Lepas kami mengisi perut, kami berangkat ke Masjid Karomah, Martapura, untuk menunaikan sholat Dzuhur, pada pukul 12.30-an WITA. Masjid ini berdasarkan cerita akh Laifvan, merupakan masjid kedua terbesar di Kalimantan Selatan, setelah masjid Raya Sabilal Muhtaddin, Banjarmasin. Tapi paling ramai jamaahnya. Masjid ini merupakan perpaduan arsitektur tradisional dan modern, kayu ulin yang menjadi tiang penyangga tidak diganti, karena memiliki nilai yang sangat tinggi. Dahulu, ketika pembangunan masjid ini, para ulama kala itu, bersusah mendatangkan kayu Ulin ke lokasi pendirian masjid tersebut, tidak jauh berbeda dengan masjid Agung Demak.

Setelah selesai sholat, kami kembali berbincang-bincang, dilatarbelakangi oleh hujan yang lebat, dipelataran masjid Karomah, kali ini, topiknya adalah wacana pengembalian pemerintah daerah kepada kesultanan Banjar. Akh Laifvan menyepakati hal tersebut jika kesultanan digunakan untuk melestarikan budaya, tapi beliau sangat marah jika dijadikan sebagai alat politik bagi penguasa dan pemangku kekuasaan di kabupaten Banjar tersebut. Jangan sampai politik dinasti kembali hidup sebagaimana Banten, hal ini sangat merusak tataran birokrasi dan mencederai demokrasi kerakyatan di negara kita ini. Sudah cukup daerah-daerah istimewa macam Aceh dan Jogjakarta, sudah saatnya kesetaraan birokrasi bagi seluruh kabupaten / kota di negara ini berlaku, tanpa memandang system dinasti tersebut.

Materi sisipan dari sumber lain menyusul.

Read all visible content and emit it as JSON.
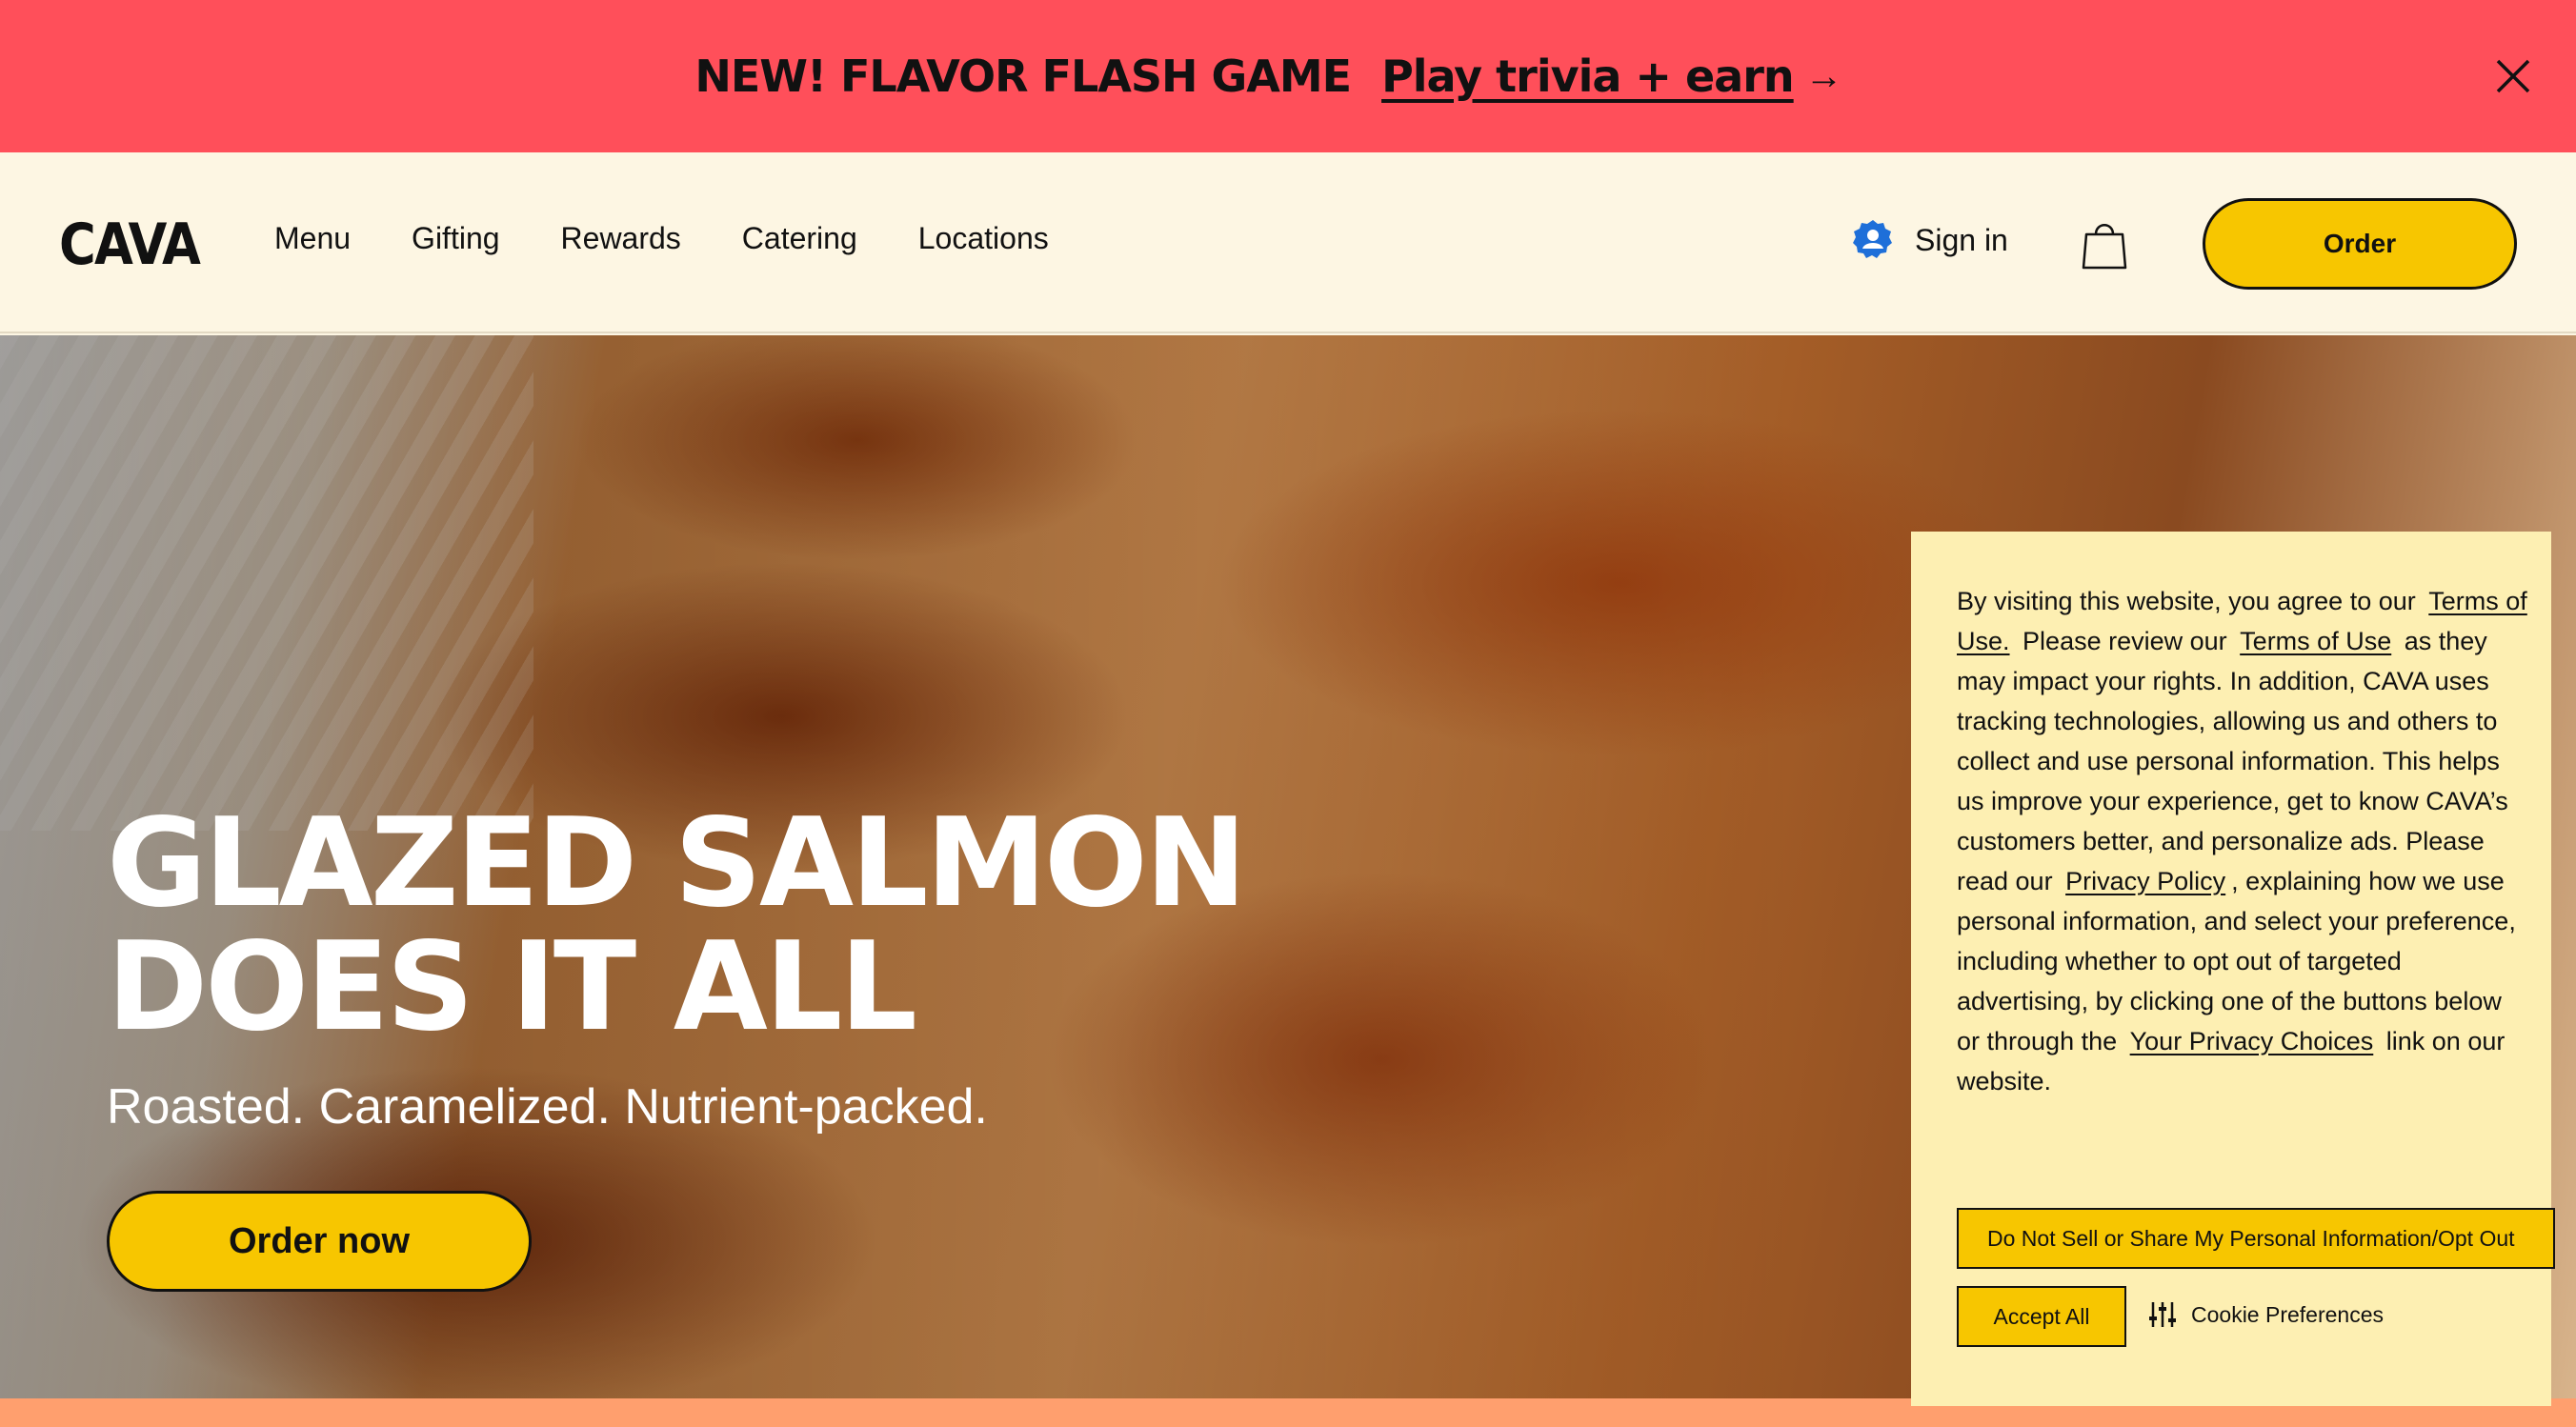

Setelah hujan reda, kami putuskan untuk kembali ke penginapan saya, namun sebelumnya kami singgah dulu di tepi jalan untuk makan rujak, tepatnya di kota Banjarbaru, rujaknya enak dan tentunya “murah banar”. Pengalaman luar biasa bersama akh Laifvan yang cuma 5 jam, menghasilkan tulisan sebanyak 11 paragraf dan 957 kata.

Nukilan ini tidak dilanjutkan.